The scientists who have studied arsenic's health effects immediately assailed Whitman's decision. A growing number of epidemiological studies indicate that drinking arsenic-tainted water can cause skin, lung, liver and bladder cancers. A 1999 report by the NAS estimated that daily ingestion of water containing 50 micrograms of arsenic per liter would add about 1 percent to a person's lifetime risk of dying from cancer. That's about the same as the additional risk faced by a person who's living with a cigarette smoker. "The evidence against arsenic is very strong," says epidemiologist Allan H. Smith of the University of California at Berkeley. "But the EPA has created a false appearance of uncertainty."
Perhaps the best evidence comes from a long-term study of 40,000 villagers in southwestern Taiwan whose wells had high arsenic levels. (Because arsenic seeps into aquifers through the weathering of rocks and soils, it's generally more concentrated in groundwater than in lakes or streams.) In villages with the most severely contaminated wells, the death rates from bladder cancer were dozens of times above normal. Similar studies in Argentina and Chile later corroborated those findings. In a region of northern Chile, for example, researchers determined that 7 percent of all deaths among people over the age of 30 could be attributed to arsenic.
In the Taiwan study, the lowest median level of arsenic was 170 micrograms per liter. To determine the risk at the 50- and 10-microgram levels, epidemiologists extrapolated the health effects in a linear way (that is, half the exposure leads to half the cancer risk). Some toxicologists have criticized this approach, saying that arsenic concentrations may have to exceed a threshold level to cause cancer. But new research suggests that if this threshold exists, it is most likely well below 10 micrograms per liter.
In the U.S., most public water systems with high arsenic concentrations are in the western states [see table at left]. The EPA originally proposed lowering the arsenic standard to five micrograms per liter, but the agency doubled the allowable level after representatives of the water systems complained about the expense of removing the carcinogen. In the regulation issued in January, the agency estimated that 4,100 systems serving some 13 million people would have to pay a total of $180 million annually to implement the 10-microgram standard. The EPA claimed that the rule would prevent 21 to 30 deaths from lung and bladder cancer each year, but some epidemiologists say the standard could save 10 times as many lives.
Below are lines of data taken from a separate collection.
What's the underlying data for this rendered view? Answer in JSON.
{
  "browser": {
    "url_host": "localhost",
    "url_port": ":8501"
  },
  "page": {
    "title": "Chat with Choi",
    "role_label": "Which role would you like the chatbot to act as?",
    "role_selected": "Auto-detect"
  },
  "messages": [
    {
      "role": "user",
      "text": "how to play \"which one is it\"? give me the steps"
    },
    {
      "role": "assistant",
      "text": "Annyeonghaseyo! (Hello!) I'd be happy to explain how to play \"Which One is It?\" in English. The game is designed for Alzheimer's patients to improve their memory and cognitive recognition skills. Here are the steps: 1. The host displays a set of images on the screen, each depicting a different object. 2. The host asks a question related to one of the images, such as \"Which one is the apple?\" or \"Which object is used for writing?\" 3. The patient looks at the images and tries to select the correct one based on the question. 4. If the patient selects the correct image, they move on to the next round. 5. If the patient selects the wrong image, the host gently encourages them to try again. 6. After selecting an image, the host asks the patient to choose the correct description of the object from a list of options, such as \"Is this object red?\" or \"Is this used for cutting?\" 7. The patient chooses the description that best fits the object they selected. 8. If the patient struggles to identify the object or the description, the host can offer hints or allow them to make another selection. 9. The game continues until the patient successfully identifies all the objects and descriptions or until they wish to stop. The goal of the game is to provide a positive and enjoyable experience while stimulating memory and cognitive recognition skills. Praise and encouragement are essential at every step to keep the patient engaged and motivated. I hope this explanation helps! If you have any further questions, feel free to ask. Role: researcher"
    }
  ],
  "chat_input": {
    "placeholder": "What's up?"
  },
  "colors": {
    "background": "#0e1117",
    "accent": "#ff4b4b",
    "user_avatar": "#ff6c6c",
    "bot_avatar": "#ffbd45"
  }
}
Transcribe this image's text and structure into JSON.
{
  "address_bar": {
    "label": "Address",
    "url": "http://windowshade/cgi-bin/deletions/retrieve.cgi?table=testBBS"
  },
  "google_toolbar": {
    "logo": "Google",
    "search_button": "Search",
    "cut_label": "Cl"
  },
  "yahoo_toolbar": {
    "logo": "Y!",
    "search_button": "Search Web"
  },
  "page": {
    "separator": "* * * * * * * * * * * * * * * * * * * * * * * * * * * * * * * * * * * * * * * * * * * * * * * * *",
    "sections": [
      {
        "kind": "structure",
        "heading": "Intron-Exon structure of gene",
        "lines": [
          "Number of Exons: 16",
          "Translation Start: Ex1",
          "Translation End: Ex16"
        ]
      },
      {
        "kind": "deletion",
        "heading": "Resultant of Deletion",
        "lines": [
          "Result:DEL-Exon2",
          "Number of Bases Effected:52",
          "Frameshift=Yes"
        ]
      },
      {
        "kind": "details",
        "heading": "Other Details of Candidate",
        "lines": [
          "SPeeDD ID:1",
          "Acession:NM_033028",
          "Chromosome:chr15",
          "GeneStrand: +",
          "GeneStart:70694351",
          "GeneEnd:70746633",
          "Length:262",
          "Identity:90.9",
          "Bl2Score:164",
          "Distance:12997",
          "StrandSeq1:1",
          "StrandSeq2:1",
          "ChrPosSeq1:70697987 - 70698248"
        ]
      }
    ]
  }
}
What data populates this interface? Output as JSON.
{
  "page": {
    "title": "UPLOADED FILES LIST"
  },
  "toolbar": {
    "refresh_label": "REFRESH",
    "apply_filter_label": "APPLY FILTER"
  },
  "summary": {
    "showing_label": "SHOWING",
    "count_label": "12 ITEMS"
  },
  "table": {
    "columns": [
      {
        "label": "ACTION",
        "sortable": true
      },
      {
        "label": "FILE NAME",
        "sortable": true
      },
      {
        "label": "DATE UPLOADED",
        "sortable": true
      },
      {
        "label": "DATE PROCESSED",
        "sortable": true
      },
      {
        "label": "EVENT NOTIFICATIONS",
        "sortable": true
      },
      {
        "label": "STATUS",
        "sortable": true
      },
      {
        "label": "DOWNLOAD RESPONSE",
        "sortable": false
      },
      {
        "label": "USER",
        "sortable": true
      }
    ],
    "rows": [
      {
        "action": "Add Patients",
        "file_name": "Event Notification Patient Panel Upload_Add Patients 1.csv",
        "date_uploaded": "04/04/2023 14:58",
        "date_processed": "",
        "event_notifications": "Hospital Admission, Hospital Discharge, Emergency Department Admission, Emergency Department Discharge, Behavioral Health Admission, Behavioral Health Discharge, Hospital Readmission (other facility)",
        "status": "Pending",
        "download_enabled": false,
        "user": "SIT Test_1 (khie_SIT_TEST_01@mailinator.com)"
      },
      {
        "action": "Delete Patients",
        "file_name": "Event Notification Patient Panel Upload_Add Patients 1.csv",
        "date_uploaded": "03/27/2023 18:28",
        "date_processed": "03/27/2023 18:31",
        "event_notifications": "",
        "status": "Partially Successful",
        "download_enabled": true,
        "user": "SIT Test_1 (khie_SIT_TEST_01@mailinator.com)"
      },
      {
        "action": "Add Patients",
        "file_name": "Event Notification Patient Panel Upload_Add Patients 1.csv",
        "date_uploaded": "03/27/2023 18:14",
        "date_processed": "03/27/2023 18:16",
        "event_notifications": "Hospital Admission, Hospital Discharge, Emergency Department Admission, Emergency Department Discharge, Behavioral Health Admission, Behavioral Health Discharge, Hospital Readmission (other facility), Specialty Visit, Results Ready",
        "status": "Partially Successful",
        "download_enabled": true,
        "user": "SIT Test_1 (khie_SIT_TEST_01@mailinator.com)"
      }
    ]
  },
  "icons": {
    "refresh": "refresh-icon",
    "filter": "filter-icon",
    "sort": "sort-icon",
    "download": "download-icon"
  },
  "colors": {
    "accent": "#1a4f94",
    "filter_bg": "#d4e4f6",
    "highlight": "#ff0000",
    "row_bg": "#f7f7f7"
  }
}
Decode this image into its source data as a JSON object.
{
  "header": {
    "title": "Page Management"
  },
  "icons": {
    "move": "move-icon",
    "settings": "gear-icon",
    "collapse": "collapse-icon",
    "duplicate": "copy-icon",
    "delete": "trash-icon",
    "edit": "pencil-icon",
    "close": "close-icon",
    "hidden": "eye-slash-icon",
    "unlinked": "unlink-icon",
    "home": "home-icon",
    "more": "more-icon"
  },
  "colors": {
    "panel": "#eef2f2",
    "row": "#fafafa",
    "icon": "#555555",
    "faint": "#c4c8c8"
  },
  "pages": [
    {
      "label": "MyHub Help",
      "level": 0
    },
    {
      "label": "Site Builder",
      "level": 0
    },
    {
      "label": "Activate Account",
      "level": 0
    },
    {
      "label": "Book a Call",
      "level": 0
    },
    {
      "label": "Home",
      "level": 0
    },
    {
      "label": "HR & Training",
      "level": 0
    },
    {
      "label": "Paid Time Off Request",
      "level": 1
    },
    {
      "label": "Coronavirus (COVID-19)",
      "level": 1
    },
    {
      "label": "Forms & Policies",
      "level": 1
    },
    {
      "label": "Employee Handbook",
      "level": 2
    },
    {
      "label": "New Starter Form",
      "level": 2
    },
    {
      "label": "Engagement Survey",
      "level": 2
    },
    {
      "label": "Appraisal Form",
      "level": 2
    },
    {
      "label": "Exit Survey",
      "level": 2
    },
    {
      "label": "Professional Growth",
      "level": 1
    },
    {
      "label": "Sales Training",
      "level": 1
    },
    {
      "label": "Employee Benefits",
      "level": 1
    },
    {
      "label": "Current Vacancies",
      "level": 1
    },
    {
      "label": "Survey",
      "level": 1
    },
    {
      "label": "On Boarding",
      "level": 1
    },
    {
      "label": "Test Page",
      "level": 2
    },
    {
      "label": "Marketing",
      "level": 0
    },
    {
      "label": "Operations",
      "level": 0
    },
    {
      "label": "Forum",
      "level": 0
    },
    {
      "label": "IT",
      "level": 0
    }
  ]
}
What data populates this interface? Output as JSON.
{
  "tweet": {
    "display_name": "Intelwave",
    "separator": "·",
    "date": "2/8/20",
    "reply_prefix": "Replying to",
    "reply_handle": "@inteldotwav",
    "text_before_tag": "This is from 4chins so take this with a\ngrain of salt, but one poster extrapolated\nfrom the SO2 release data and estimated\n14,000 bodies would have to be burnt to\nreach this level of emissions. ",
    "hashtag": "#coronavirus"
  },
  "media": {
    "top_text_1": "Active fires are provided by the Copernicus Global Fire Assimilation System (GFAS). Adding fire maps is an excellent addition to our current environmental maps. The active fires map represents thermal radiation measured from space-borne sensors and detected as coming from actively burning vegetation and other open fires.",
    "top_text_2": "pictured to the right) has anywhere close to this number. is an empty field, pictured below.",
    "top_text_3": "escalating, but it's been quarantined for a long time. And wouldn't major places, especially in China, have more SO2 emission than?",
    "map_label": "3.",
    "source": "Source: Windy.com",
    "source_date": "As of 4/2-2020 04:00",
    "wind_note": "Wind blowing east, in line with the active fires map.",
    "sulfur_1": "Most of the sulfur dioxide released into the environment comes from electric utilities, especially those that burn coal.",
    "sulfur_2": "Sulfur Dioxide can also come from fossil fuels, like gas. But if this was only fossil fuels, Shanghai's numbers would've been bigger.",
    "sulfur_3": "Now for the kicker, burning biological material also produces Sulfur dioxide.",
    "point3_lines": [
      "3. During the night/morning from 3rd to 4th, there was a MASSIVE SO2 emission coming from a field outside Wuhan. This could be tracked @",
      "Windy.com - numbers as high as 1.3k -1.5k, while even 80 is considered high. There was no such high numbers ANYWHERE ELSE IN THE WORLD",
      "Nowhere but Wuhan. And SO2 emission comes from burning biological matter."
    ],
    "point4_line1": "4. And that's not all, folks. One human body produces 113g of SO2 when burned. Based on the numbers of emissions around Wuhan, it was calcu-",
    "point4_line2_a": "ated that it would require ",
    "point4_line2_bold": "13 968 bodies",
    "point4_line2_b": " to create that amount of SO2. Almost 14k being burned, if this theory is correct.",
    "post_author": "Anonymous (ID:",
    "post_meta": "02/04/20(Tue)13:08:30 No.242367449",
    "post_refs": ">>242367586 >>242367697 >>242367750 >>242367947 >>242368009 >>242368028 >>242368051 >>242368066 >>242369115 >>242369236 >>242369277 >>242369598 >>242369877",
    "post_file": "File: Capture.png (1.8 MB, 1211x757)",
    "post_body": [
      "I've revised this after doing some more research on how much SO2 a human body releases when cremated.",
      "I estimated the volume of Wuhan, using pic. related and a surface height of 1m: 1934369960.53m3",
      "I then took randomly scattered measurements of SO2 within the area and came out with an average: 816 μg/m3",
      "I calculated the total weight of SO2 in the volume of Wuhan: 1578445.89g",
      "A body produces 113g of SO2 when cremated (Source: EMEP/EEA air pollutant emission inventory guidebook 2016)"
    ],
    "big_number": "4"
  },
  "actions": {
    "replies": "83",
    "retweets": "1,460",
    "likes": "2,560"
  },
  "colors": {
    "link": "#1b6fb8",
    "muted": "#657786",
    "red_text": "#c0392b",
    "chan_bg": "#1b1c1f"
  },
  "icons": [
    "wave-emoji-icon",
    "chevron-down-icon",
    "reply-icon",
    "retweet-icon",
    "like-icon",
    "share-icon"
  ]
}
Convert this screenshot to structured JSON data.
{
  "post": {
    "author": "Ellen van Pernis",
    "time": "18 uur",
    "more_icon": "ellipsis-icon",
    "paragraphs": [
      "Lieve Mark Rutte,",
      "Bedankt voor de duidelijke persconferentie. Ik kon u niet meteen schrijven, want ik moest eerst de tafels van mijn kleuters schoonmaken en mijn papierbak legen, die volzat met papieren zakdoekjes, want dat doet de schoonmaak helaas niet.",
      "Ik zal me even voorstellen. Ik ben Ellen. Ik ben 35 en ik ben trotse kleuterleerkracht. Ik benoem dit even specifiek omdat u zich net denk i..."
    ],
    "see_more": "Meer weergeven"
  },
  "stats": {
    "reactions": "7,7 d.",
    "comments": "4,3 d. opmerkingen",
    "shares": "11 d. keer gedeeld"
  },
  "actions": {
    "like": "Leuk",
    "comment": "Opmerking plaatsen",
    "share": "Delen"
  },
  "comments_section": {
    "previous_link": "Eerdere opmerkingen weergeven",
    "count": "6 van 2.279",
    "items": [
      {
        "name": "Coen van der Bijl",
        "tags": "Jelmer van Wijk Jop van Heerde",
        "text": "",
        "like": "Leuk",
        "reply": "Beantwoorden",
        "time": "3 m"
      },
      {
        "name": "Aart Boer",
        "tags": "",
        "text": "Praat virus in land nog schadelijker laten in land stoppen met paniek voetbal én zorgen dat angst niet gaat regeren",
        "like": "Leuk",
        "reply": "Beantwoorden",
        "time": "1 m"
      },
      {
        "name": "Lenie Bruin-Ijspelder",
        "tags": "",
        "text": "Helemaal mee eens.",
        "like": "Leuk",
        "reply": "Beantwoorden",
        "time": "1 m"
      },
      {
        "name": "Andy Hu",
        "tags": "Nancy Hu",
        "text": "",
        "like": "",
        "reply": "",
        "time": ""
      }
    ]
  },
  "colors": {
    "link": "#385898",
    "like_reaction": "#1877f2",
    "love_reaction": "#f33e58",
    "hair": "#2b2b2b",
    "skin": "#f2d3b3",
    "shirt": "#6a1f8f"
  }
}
So what prompted the EPA to suddenly call for a reassessment of the standard? Some environmentalists speculate that industry groups such as the National Mining Association, which filed a court petition in March to overturn the arsenic rule, put pressure on the Bush administration. The tailings from mines are often laced with arsenic. Because the EPA's cleanup regulations are based on drinking-water standards, tightening the restrictions on arsenic could vastly increase the cost of decontaminating abandoned mines, many of which are Superfund sites. Whitman has asked the NAS to review the EPA's risk analysis of arsenic. Many researchers fear that she will use the new report to justify a limit of 20 micrograms per liter, a standard that would cost about $110 million less than the stricter regulation but save only half as many lives. "The weaker standard would not be sufficient to protect public health," says Chuck Fox, who headed the EPA's Office of Water until the change of administrations. "The standard for arsenic should be as close to zero as feasible."